A week earlier, we’d had Raymond Ibrahim on the show. During that taping, our cameraman, a young man, got heated enough about what he was hearing that he interrupted the recording to challenge Raymond’s claims. So when Shabbos came on the following week, I decided to give the cameraman a proper seat at the table. No ambush, no gotcha…just an open invitation to make his case.
What followed was one of the most revealing exchanges we’ve had on the show.
The cameraman held positions that, in their raw form, were not insane. He believed in religious freedom. He believed in freedom of speech.
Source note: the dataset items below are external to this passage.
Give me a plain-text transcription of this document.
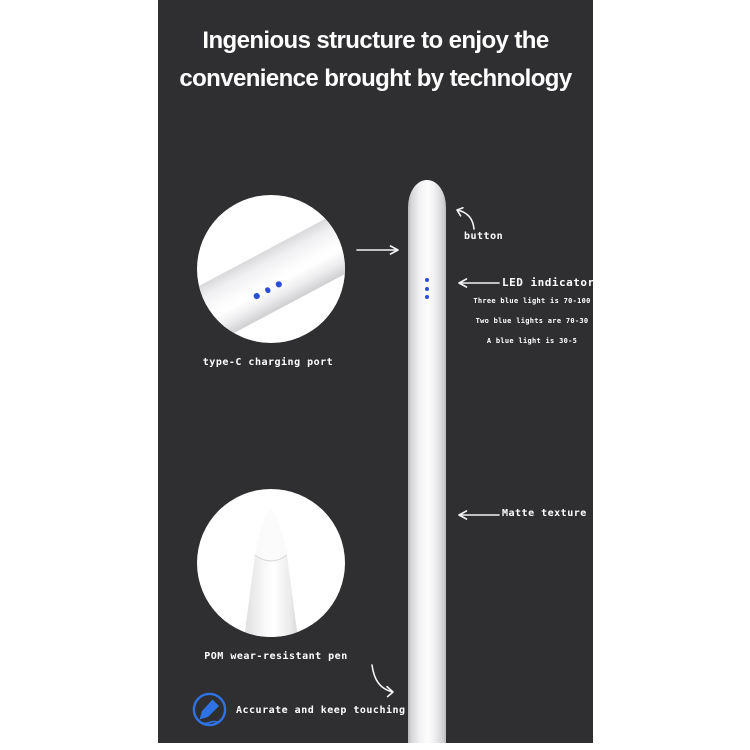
Ingenious structure to enjoy the
convenience brought by technology
type-C charging port
button
LED indicator
Three blue light is 70-100
Two blue lights are 70-30
A blue light is 30-5
Matte texture
POM wear-resistant pen
Accurate and keep touching
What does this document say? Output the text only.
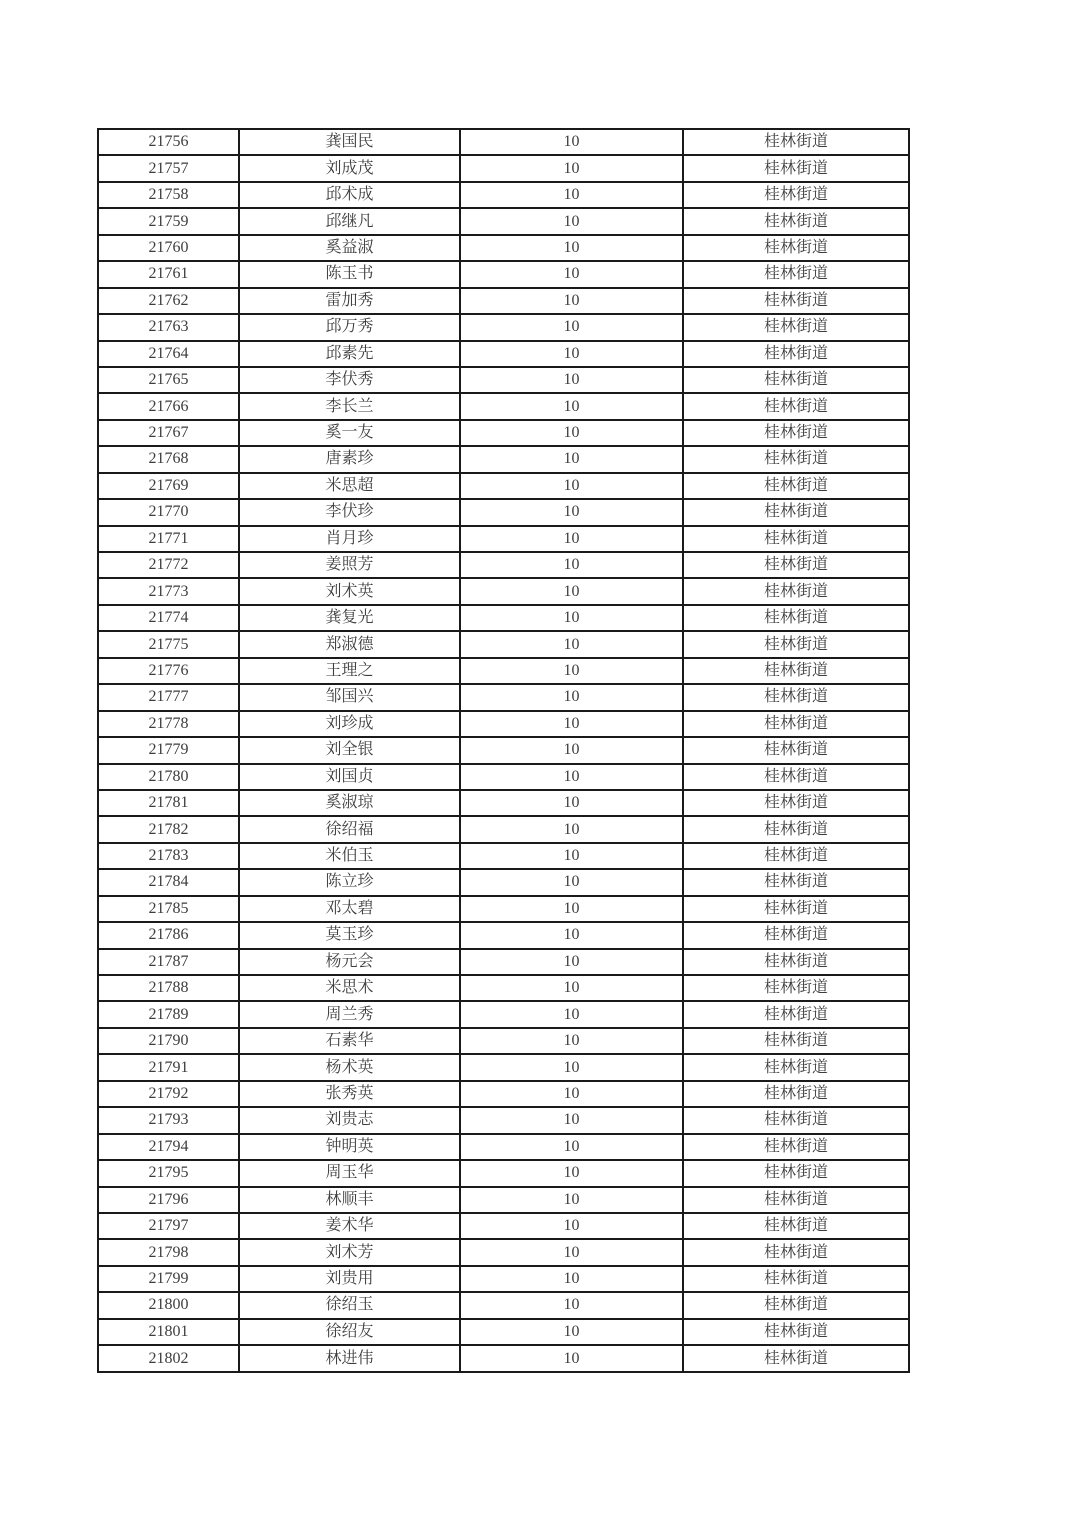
21756	龚国民	10	桂林街道
21757	刘成茂	10	桂林街道
21758	邱术成	10	桂林街道
21759	邱继凡	10	桂林街道
21760	奚益淑	10	桂林街道
21761	陈玉书	10	桂林街道
21762	雷加秀	10	桂林街道
21763	邱万秀	10	桂林街道
21764	邱素先	10	桂林街道
21765	李伏秀	10	桂林街道
21766	李长兰	10	桂林街道
21767	奚一友	10	桂林街道
21768	唐素珍	10	桂林街道
21769	米思超	10	桂林街道
21770	李伏珍	10	桂林街道
21771	肖月珍	10	桂林街道
21772	姜照芳	10	桂林街道
21773	刘术英	10	桂林街道
21774	龚复光	10	桂林街道
21775	郑淑德	10	桂林街道
21776	王理之	10	桂林街道
21777	邹国兴	10	桂林街道
21778	刘珍成	10	桂林街道
21779	刘全银	10	桂林街道
21780	刘国贞	10	桂林街道
21781	奚淑琼	10	桂林街道
21782	徐绍福	10	桂林街道
21783	米伯玉	10	桂林街道
21784	陈立珍	10	桂林街道
21785	邓太碧	10	桂林街道
21786	莫玉珍	10	桂林街道
21787	杨元会	10	桂林街道
21788	米思术	10	桂林街道
21789	周兰秀	10	桂林街道
21790	石素华	10	桂林街道
21791	杨术英	10	桂林街道
21792	张秀英	10	桂林街道
21793	刘贵志	10	桂林街道
21794	钟明英	10	桂林街道
21795	周玉华	10	桂林街道
21796	林顺丰	10	桂林街道
21797	姜术华	10	桂林街道
21798	刘术芳	10	桂林街道
21799	刘贵用	10	桂林街道
21800	徐绍玉	10	桂林街道
21801	徐绍友	10	桂林街道
21802	林进伟	10	桂林街道
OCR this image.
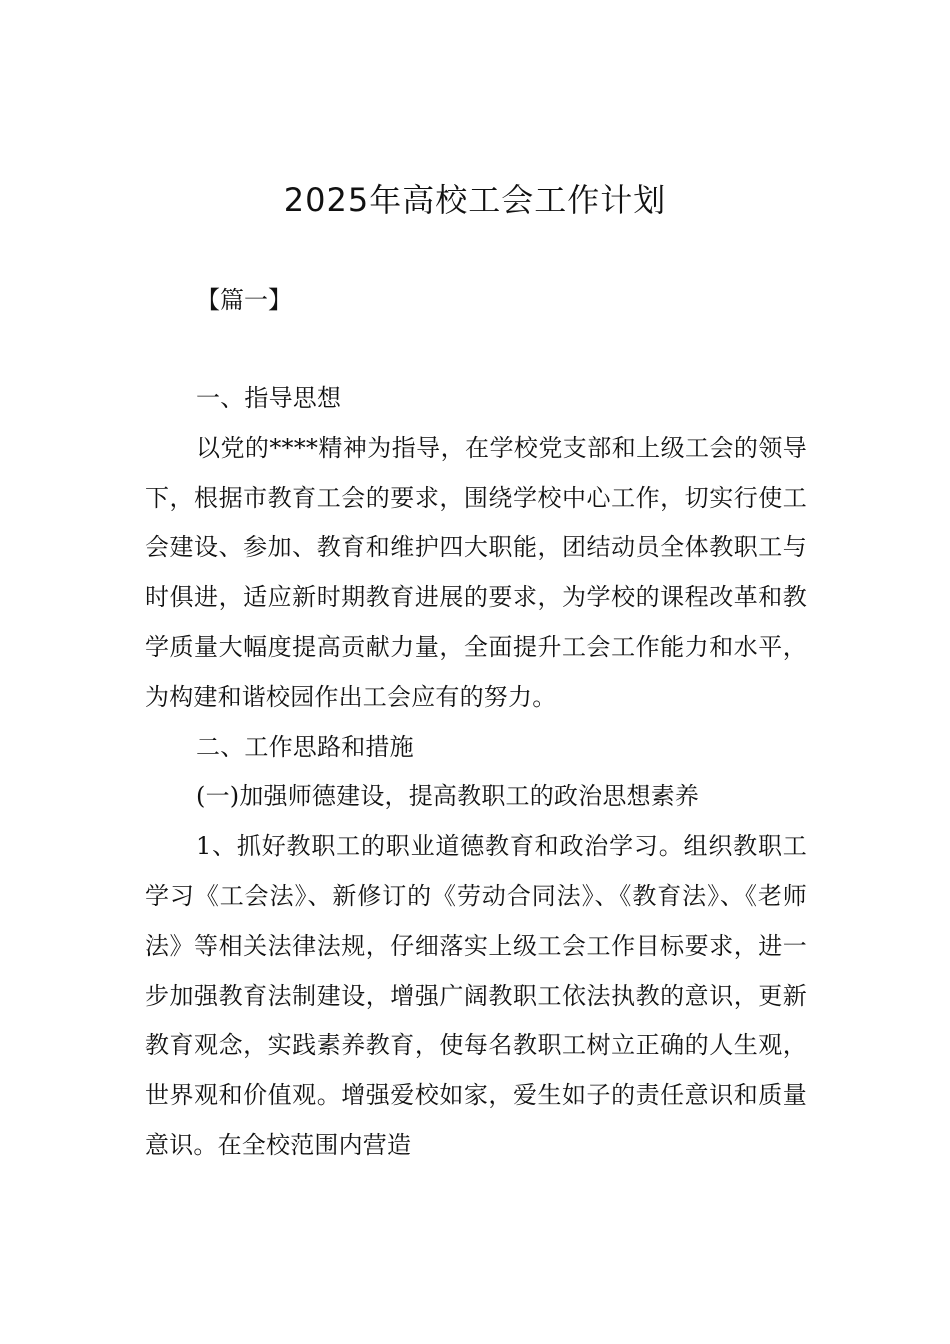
2025年高校工会工作计划
【篇一】

一、指导思想

以党的****精神为指导，在学校党支部和上级工会的领导下，根据市教育工会的要求，围绕学校中心工作，切实行使工会建设、参加、教育和维护四大职能，团结动员全体教职工与时俱进，适应新时期教育进展的要求，为学校的课程改革和教学质量大幅度提高贡献力量，全面提升工会工作能力和水平，为构建和谐校园作出工会应有的努力。

二、工作思路和措施

(一)加强师德建设，提高教职工的政治思想素养

1、抓好教职工的职业道德教育和政治学习。组织教职工学习《工会法》、新修订的《劳动合同法》、《教育法》、《老师法》等相关法律法规，仔细落实上级工会工作目标要求，进一步加强教育法制建设，增强广阔教职工依法执教的意识，更新教育观念，实践素养教育，使每名教职工树立正确的人生观，世界观和价值观。增强爱校如家，爱生如子的责任意识和质量意识。在全校范围内营造
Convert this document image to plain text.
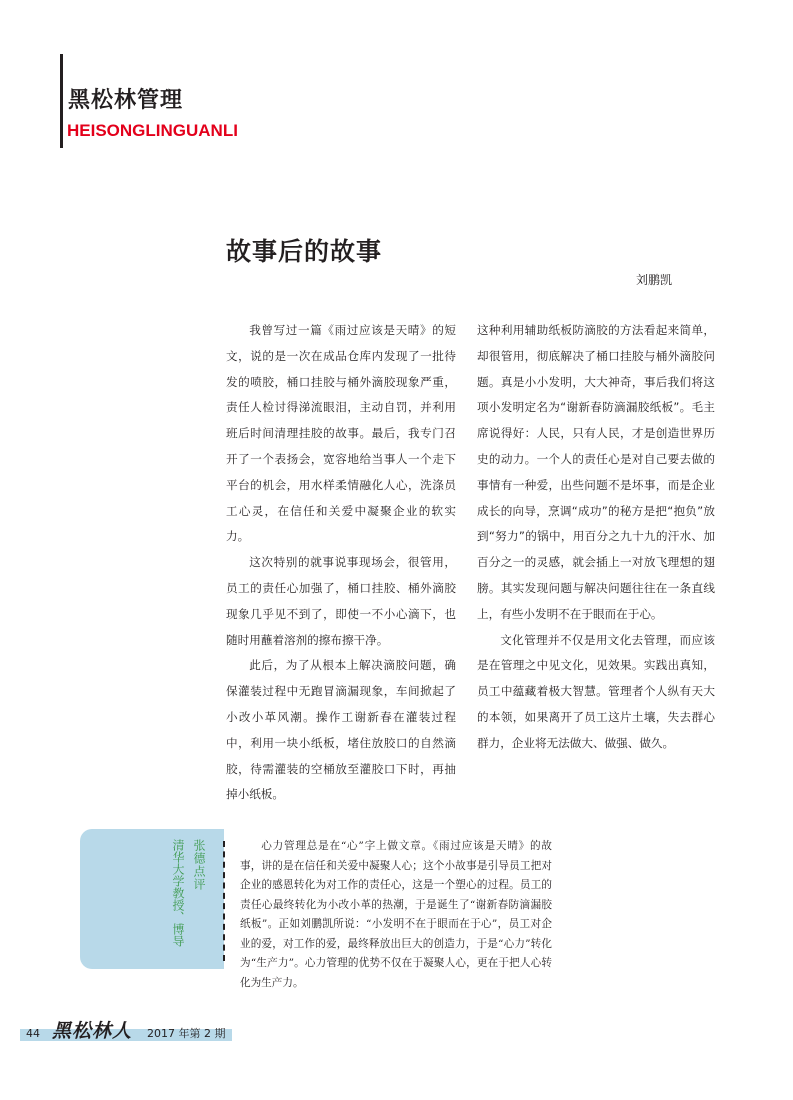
黑松林管理
HEISONGLINGUANLI
故事后的故事
刘鹏凯

我曾写过一篇《雨过应该是天晴》的短文，说的是一次在成品仓库内发现了一批待发的喷胶，桶口挂胶与桶外滴胶现象严重，责任人检讨得涕流眼泪，主动自罚，并利用班后时间清理挂胶的故事。最后，我专门召开了一个表扬会，宽容地给当事人一个走下平台的机会，用水样柔情融化人心，洗涤员工心灵，在信任和关爱中凝聚企业的软实力。

这次特别的就事说事现场会，很管用，员工的责任心加强了，桶口挂胶、桶外滴胶现象几乎见不到了，即使一不小心滴下，也随时用蘸着溶剂的擦布擦干净。

此后，为了从根本上解决滴胶问题，确保灌装过程中无跑冒滴漏现象，车间掀起了小改小革风潮。操作工谢新春在灌装过程中，利用一块小纸板，堵住放胶口的自然滴胶，待需灌装的空桶放至灌胶口下时，再抽掉小纸板。

这种利用辅助纸板防滴胶的方法看起来简单，却很管用，彻底解决了桶口挂胶与桶外滴胶问题。真是小小发明，大大神奇，事后我们将这项小发明定名为“谢新春防滴漏胶纸板”。毛主席说得好：人民，只有人民，才是创造世界历史的动力。一个人的责任心是对自己要去做的事情有一种爱，出些问题不是坏事，而是企业成长的向导，烹调“成功”的秘方是把“抱负”放到“努力”的锅中，用百分之九十九的汗水、加百分之一的灵感，就会插上一对放飞理想的翅膀。其实发现问题与解决问题往往在一条直线上，有些小发明不在于眼而在于心。

文化管理并不仅是用文化去管理，而应该是在管理之中见文化，见效果。实践出真知，员工中蕴藏着极大智慧。管理者个人纵有天大的本领，如果离开了员工这片土壤，失去群心群力，企业将无法做大、做强、做久。

张德点评
清华大学教授、博导	心力管理总是在“心”字上做文章。《雨过应该是天晴》的故事，讲的是在信任和关爱中凝聚人心；这个小故事是引导员工把对企业的感恩转化为对工作的责任心，这是一个塑心的过程。员工的责任心最终转化为小改小革的热潮，于是诞生了“谢新春防滴漏胶纸板”。正如刘鹏凯所说：“小发明不在于眼而在于心”，员工对企业的爱，对工作的爱，最终释放出巨大的创造力，于是“心力”转化为“生产力”。心力管理的优势不仅在于凝聚人心，更在于把人心转化为生产力。

44 黑松林人 2017 年第 2 期
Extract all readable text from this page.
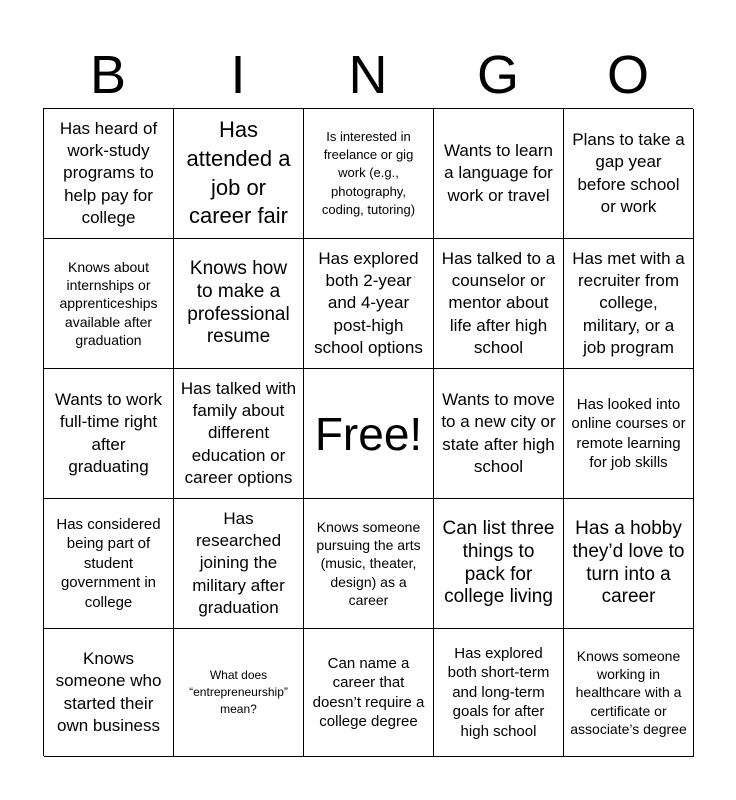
B	I	N	G	O
Has heard of work-study programs to help pay for college
Has attended a job or career fair
Is interested in freelance or gig work (e.g., photography, coding, tutoring)
Wants to learn a language for work or travel
Plans to take a gap year before school or work
Knows about internships or apprenticeships available after graduation
Knows how to make a professional resume
Has explored both 2-year and 4-year post-high school options
Has talked to a counselor or mentor about life after high school
Has met with a recruiter from college, military, or a job program
Wants to work full-time right after graduating
Has talked with family about different education or career options
Free!
Wants to move to a new city or state after high school
Has looked into online courses or remote learning for job skills
Has considered being part of student government in college
Has researched joining the military after graduation
Knows someone pursuing the arts (music, theater, design) as a career
Can list three things to pack for college living
Has a hobby they’d love to turn into a career
Knows someone who started their own business
What does “entrepreneurship” mean?
Can name a career that doesn’t require a college degree
Has explored both short-term and long-term goals for after high school
Knows someone working in healthcare with a certificate or associate’s degree
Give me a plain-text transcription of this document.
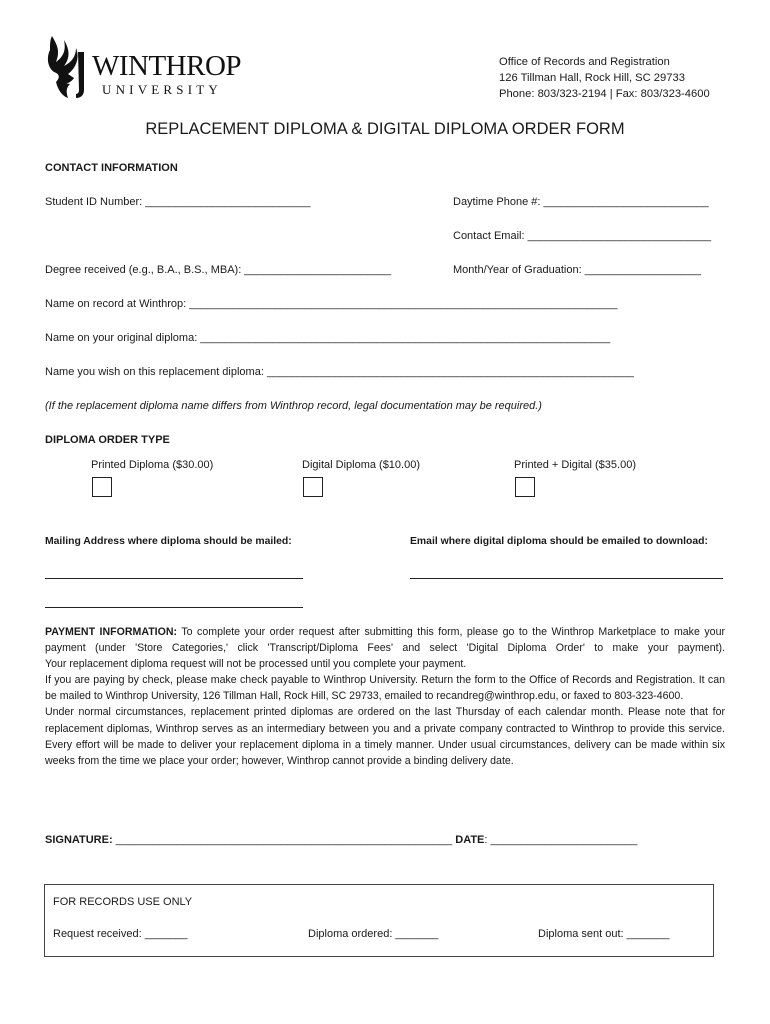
WINTHROP
UNIVERSITY
Office of Records and Registration
126 Tillman Hall, Rock Hill, SC 29733
Phone: 803/323-2194 | Fax: 803/323-4600
REPLACEMENT DIPLOMA & DIGITAL DIPLOMA ORDER FORM
CONTACT INFORMATION
Student ID Number: ___________________________	Daytime Phone #: ___________________________
Contact Email: ______________________________
Degree received (e.g., B.A., B.S., MBA): ________________________	Month/Year of Graduation: ___________________
Name on record at Winthrop: ______________________________________________________________________
Name on your original diploma: ___________________________________________________________________
Name you wish on this replacement diploma: ____________________________________________________________
(If the replacement diploma name differs from Winthrop record, legal documentation may be required.)
DIPLOMA ORDER TYPE
Printed Diploma ($30.00)	Digital Diploma ($10.00)	Printed + Digital ($35.00)
Mailing Address where diploma should be mailed:	Email where digital diploma should be emailed to download:

PAYMENT INFORMATION: To complete your order request after submitting this form, please go to the Winthrop Marketplace to make your payment (under 'Store Categories,' click 'Transcript/Diploma Fees' and select 'Digital Diploma Order' to make your payment).

Your replacement diploma request will not be processed until you complete your payment.

If you are paying by check, please make check payable to Winthrop University. Return the form to the Office of Records and Registration. It can be mailed to Winthrop University, 126 Tillman Hall, Rock Hill, SC 29733, emailed to recandreg@winthrop.edu, or faxed to 803-323-4600.

Under normal circumstances, replacement printed diplomas are ordered on the last Thursday of each calendar month. Please note that for replacement diplomas, Winthrop serves as an intermediary between you and a private company contracted to Winthrop to provide this service. Every effort will be made to deliver your replacement diploma in a timely manner. Under usual circumstances, delivery can be made within six weeks from the time we place your order; however, Winthrop cannot provide a binding delivery date.

SIGNATURE: _______________________________________________________ DATE: ________________________
FOR RECORDS USE ONLY
Request received: _______	Diploma ordered: _______	Diploma sent out: _______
He believed that the government shouldn’t discriminate against people based on their beliefs. He believed that immigrants shouldn’t be barred from the country based on what they think. These are not fringe positions. They come from a legitimate liberal tradition; a tradition I happen to share deep roots with as a lifelong advocate of free speech and cognitive liberty.
But he couldn’t defend any of them. Again, not because the positions are indefensible, but because nobody had ever helped him think through them seriously. He’d absorbed conclusions without ever learning the reasoning behind them. When Shabbos pushed him on edge cases: “Should someone who wants to marry a six-year-old be admitted? Because that’s an actual thing happening in Iraq right now,” he struggled. When I asked him what criteria should disqualify someone from immigrating to the United States, he could only come up with two: If they’ve committed a crime, or if there’s credible evidence they intend to commit one. That’s it. Nothing about values. Nothing about the social fabric. Nothing about what makes a society cohere.
I want to steelman what he was trying to say, because Shabbos didn’t, and I think someone should.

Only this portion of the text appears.